One frame up, it appears that this null pointer comes from thread local memory.
0x70bb1f92eb54: data16 lea 0x129f174(%rip),%rdi # 0x70bb20bcdcd0
0x70bb1f92eb5c: data16 data16 rex.W call 0x70bb1f029af0 <__tls_get_addr@plt>
0x70bb1f92eb64: mov (%rax),%rbx ; %rax points to thread local storage
0x70bb1f92eb67: mov 0x4ab70(%rbx),%rdi ; %rdi is a value in thread local storage
0x70bb1f92eb6e: cmp $0xf,%ebp
0x70bb1f92eb71: ja 0x70bb1f066dd8
0x70bb1f92eb77: sub $0x8,%rsp
0x70bb1f92eb7b: mov 0x80(%rdi),%rsi ; where %rsi gets assigned to 0
0x70bb1f92eb82: mov %r15d,%ecx
0x70bb1f92eb85: mov %ebp,%edx
0x70bb1f92eb87: push %r12
0x70bb1f92eb89: mov %r13d,%r9d
0x70bb1f92eb8c: mov %r14d,%r8d
0x70bb1f92eb8f: call 0x70bb1f9aa330 ; the call to the function where the segmentation fault happens
=> 0x70bb1f92eb94: mov 0x4ab70(%rbx),%rdx
In frame 2, we can see that the call that leads to the crash is an OpenGL function:
mSymbols.fVertexAttrib4f(i, 0, 0, 0, 1);
which is apparently called in that spot to compensate for a bug in the NVIDIA OpenGL driver.
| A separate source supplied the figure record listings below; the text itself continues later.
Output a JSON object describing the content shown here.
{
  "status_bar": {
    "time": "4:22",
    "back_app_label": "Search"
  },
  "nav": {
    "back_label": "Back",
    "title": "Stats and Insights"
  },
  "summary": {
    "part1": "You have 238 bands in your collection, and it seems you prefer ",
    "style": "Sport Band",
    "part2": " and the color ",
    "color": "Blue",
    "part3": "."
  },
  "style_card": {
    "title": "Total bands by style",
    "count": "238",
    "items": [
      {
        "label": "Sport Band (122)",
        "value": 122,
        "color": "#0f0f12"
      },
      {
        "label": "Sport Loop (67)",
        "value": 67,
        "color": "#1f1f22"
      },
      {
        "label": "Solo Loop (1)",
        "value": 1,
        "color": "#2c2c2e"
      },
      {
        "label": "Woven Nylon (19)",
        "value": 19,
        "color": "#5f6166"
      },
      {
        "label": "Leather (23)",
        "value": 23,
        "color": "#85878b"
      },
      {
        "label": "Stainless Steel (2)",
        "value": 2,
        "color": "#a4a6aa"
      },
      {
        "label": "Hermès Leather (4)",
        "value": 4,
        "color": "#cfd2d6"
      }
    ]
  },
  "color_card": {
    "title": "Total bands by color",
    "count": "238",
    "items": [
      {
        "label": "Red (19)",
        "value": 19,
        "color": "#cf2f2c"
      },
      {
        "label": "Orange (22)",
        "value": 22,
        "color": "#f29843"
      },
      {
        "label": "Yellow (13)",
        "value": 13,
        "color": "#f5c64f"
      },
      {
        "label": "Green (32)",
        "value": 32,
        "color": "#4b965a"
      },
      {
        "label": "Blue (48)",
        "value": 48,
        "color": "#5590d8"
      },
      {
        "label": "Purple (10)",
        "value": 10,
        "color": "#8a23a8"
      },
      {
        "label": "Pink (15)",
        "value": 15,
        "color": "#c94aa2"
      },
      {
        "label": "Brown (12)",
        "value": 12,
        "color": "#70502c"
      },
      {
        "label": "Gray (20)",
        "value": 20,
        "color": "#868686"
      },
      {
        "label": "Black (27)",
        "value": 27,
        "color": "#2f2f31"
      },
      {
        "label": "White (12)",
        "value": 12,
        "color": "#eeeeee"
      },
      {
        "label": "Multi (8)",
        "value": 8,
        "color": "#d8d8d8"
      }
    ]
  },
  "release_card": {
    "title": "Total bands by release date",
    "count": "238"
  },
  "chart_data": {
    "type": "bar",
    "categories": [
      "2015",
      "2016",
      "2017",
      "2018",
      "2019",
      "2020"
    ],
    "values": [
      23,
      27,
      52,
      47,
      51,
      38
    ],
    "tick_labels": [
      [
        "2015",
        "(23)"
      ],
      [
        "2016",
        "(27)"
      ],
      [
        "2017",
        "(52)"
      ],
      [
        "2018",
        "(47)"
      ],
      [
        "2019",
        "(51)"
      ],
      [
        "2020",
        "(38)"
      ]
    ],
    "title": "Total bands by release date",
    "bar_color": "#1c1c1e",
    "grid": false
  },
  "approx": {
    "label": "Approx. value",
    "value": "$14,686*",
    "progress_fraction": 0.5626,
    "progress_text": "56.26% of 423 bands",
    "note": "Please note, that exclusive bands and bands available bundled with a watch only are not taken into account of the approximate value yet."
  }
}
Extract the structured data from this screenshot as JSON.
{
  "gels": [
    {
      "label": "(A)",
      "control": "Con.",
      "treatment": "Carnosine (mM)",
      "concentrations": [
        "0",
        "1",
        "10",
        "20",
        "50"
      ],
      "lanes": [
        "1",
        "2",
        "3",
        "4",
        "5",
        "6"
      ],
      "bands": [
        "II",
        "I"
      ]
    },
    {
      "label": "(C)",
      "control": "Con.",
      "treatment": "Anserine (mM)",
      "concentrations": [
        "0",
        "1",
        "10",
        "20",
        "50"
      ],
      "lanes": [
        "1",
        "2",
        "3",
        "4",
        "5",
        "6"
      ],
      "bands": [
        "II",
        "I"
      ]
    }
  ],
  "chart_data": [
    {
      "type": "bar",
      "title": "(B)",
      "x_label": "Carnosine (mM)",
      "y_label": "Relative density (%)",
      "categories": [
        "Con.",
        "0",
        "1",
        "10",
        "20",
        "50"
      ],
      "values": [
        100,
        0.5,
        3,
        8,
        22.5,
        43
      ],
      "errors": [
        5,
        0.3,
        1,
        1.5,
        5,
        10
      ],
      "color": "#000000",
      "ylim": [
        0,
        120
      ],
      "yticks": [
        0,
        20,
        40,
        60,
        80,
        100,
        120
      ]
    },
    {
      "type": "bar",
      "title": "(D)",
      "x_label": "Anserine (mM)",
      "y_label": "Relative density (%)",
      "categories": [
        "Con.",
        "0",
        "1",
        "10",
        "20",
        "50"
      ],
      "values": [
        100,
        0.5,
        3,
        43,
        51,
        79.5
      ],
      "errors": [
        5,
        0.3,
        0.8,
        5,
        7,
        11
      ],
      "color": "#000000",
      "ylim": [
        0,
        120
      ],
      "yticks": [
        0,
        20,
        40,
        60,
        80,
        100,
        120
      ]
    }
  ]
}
If we remove this call, or just go to about:config and set gfx.work-around-driver-bugs to false (which disables this call), the crash goes away.
So it appears a different bug in the NVIDIA drivers caused this work-around for a preexisting bug in the NVIDIA drivers to crash the browser. This seems like quite a complicated issue to actually get fixed, so I just decided to disable the workarounds and called it a day.